Моя сестра Люся сейчас у меня, приехала из Москвы читать лекции заочникам торгового института и принимать у них госэкзамены. Она живёт с мужем в Москве, у них прекрасная квартира. Я всегда у них останавливаюсь во время командировки, а в Ленинграде у Аллы Шелест. У неё очень хорошая квартира на площади Революции. Родители у Аллы Шелест умерли. Она одна. У Люси двое детей.
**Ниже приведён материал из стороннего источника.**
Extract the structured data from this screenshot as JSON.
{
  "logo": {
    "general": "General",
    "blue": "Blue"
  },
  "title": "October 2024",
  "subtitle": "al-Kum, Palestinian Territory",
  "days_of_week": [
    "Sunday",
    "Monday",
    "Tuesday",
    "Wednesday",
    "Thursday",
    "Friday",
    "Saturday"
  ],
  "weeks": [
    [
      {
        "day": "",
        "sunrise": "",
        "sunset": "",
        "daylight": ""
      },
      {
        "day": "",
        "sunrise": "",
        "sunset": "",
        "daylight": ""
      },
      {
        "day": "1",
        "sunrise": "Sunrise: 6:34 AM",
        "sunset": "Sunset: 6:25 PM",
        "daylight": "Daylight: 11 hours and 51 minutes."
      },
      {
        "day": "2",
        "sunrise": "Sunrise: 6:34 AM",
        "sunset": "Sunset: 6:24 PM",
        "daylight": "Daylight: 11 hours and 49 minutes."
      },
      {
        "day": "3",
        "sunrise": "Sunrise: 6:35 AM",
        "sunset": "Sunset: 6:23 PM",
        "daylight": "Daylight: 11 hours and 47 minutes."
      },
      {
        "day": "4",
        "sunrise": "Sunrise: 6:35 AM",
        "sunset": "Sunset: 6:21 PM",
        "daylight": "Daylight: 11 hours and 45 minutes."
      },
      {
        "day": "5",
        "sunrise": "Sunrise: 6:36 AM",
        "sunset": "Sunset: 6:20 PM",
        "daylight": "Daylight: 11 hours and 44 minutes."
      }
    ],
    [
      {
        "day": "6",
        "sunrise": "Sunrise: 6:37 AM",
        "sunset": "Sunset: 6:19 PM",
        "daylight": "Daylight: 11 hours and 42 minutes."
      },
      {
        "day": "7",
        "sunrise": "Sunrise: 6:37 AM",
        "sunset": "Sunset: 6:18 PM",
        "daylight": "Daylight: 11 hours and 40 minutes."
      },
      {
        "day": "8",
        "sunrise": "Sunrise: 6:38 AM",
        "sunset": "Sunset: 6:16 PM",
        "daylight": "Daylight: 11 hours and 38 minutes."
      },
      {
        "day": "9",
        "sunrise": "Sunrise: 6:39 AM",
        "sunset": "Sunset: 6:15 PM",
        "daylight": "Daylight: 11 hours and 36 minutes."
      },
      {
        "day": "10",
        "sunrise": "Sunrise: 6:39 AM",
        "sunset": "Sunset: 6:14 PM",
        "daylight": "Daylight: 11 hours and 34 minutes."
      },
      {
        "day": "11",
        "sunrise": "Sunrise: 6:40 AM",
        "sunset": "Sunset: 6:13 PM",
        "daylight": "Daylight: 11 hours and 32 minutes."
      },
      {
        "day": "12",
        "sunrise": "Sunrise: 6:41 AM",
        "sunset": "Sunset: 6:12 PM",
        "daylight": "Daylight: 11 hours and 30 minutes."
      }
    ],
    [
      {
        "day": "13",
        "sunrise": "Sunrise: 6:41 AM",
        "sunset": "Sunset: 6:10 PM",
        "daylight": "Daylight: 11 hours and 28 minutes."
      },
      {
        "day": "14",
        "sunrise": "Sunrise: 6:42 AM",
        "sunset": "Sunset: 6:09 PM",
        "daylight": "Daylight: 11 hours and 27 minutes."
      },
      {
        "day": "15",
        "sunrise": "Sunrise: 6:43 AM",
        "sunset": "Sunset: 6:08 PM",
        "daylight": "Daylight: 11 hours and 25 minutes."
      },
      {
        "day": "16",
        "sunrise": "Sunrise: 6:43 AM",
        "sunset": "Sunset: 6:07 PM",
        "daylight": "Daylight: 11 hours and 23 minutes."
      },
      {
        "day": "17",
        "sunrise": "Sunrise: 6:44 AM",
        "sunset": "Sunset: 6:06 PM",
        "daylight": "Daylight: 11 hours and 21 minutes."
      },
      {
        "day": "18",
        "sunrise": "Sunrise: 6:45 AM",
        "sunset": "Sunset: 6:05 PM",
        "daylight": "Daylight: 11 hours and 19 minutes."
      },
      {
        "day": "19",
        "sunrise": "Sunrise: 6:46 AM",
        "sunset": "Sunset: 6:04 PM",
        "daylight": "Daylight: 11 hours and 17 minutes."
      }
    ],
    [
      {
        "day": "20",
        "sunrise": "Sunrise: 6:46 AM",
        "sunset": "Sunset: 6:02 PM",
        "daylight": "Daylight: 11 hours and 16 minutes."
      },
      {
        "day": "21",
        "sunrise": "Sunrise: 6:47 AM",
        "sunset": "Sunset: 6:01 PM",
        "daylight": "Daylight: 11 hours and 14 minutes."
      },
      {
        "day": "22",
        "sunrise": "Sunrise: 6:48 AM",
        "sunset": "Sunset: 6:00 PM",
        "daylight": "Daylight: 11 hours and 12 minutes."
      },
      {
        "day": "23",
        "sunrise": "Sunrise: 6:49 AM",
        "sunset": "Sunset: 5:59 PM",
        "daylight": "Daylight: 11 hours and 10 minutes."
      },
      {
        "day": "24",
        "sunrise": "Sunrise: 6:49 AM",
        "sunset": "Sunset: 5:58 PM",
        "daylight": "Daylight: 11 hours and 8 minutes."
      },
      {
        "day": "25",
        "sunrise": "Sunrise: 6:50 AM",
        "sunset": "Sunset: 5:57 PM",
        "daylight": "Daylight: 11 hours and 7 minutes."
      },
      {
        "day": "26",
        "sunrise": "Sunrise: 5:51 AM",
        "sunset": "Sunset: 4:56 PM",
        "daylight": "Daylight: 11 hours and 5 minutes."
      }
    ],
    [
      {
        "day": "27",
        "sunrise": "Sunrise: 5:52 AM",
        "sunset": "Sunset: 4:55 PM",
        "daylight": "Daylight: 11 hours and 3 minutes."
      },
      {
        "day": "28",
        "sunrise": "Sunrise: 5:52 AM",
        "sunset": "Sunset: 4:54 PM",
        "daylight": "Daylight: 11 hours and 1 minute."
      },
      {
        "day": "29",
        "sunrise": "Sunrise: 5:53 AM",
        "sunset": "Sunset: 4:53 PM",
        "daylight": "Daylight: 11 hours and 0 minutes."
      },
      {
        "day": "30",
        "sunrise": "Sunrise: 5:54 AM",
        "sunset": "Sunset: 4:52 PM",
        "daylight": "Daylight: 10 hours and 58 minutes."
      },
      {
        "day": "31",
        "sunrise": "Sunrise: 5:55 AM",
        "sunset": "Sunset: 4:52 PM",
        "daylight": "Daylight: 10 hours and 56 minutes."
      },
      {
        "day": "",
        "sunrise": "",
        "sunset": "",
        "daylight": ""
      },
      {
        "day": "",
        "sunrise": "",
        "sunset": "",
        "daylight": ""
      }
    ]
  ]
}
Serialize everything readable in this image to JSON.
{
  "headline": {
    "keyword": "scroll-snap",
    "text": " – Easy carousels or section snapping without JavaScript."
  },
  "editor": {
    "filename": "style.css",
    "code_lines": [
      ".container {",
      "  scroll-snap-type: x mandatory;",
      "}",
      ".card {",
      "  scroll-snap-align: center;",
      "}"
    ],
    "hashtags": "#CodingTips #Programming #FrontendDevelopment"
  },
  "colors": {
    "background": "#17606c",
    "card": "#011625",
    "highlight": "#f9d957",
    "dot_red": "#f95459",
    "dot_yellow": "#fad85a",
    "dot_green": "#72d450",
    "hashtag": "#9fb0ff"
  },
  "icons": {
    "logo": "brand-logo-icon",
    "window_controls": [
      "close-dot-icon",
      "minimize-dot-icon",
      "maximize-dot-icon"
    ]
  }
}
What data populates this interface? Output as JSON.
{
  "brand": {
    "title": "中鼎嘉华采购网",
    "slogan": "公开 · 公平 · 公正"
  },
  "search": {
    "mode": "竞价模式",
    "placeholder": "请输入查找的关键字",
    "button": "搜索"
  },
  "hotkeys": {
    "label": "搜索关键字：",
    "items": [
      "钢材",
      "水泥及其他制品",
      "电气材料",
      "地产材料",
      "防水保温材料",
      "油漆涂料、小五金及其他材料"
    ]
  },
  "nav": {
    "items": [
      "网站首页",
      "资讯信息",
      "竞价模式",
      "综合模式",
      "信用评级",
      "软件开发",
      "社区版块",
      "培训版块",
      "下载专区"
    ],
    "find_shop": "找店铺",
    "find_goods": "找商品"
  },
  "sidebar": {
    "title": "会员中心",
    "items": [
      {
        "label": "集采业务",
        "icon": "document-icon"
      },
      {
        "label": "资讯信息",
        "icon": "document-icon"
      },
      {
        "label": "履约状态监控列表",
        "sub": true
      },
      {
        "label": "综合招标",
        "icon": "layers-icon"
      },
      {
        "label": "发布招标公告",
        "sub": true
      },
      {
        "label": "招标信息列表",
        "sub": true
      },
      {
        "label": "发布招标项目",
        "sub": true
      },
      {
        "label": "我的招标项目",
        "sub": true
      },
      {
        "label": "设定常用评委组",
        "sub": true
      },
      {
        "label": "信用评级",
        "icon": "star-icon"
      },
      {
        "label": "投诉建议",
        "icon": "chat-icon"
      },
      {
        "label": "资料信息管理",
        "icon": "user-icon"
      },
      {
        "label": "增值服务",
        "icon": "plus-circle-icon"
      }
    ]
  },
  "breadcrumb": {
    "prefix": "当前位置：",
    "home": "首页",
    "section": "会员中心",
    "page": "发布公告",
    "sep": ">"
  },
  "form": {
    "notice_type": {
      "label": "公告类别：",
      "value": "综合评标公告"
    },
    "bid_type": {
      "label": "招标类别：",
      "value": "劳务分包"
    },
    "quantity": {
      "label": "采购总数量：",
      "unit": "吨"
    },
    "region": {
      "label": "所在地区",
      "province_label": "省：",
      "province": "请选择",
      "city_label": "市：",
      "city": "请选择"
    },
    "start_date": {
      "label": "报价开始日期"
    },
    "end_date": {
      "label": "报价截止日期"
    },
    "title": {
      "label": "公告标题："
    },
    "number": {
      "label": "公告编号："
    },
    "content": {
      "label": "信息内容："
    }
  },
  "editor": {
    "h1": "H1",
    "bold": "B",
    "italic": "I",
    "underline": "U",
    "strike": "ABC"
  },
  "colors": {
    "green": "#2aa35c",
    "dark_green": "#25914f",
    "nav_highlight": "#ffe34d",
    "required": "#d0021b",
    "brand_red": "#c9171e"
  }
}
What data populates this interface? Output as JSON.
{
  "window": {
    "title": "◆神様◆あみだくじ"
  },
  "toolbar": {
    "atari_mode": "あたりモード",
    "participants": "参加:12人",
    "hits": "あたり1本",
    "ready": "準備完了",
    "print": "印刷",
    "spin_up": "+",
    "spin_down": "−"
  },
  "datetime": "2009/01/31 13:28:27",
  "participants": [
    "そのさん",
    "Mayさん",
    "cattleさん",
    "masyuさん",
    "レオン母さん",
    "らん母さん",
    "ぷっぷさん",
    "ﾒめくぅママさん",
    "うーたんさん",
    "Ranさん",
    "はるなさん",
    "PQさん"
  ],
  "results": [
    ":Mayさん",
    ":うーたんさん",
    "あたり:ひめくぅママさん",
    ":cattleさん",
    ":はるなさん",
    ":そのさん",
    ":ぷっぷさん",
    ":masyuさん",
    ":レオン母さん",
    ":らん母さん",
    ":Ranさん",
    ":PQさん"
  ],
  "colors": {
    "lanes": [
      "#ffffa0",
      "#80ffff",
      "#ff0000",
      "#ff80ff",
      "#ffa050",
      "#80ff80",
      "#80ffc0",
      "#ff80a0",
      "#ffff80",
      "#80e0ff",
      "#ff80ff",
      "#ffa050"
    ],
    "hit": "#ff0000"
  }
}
Сын Саша 18 лет, учится в МФТИ (Московский физико-технический институт, готовит научных работников для институтов). Дочь кончает пятый класс, зовут Светой. Её со второго класса перевели сразу в 4-ый, ей 10 лет, а она в 5-ом классе. Очень развитая физически и умная девчонка. Муж Люси — физик, старший научный сотрудник в институте, а она — доцент в заочном институте народного хозяйства, учит работников торговли, работой довольна. Я поддерживаю связь с Тосей Наговицыной, помнишь ли её по Перми? Она — заведующая отделом в Московском отделении ВИРА. Имеет двух сыновей, один ходит в садик, другой в третий класс, с мужем разошлась. Больше ни с кем из Пермского университета связи не имею, хотя я с тёплым чувством вспоминаю годы учёбы в Перми. Несмотря на голод и холод, много было хорошего. Молоды мы были. Сейчас огорчают всякие болячки, у меня вот радикулит. Сейчас уже месяц почти на бюллетене. Пишу тебе в постели, но уже хожу по дому. Мне очень хочется получить от тебя большое письмо. Моя мама собирается на днях из Торжка к сестре в Пермь, потом в родной Суксун, повидаться с тремя сестрами и побывать на могиле родителей.
Я счастлива, что живы мои родители.
Жду письма твоего!
Спасибо за память, за добрые слова. Целую тебя. Твоя Валя.
Может быть, мы встретимся с тобой? Приезжай!
Валя. Итак, две разные судьбы, две разные жизни, а ведь начинали вместе.
Её жизненный путь — наука. Да, мог бы быть таким и мой жизненный путь: Наука и искусство. Валя счастливее меня, потому что не пришлось ей в годы войны так же трудно, как мне. Она за спиной своей мамы могла только учиться. Я же вынуждена была, и учиться и работать. А потом эта болезнь, поставившая меня на край могилы, и работа в школе.
Что же. Я не завидую Вале. Нет, кривлю душой: немного завидую, завидую здоровой завистью. Её жизнь прошла интереснее, с наименьшей затратой сил.
Вспоминаются слова Саши: «Мама, какой ум у тебя пропал!»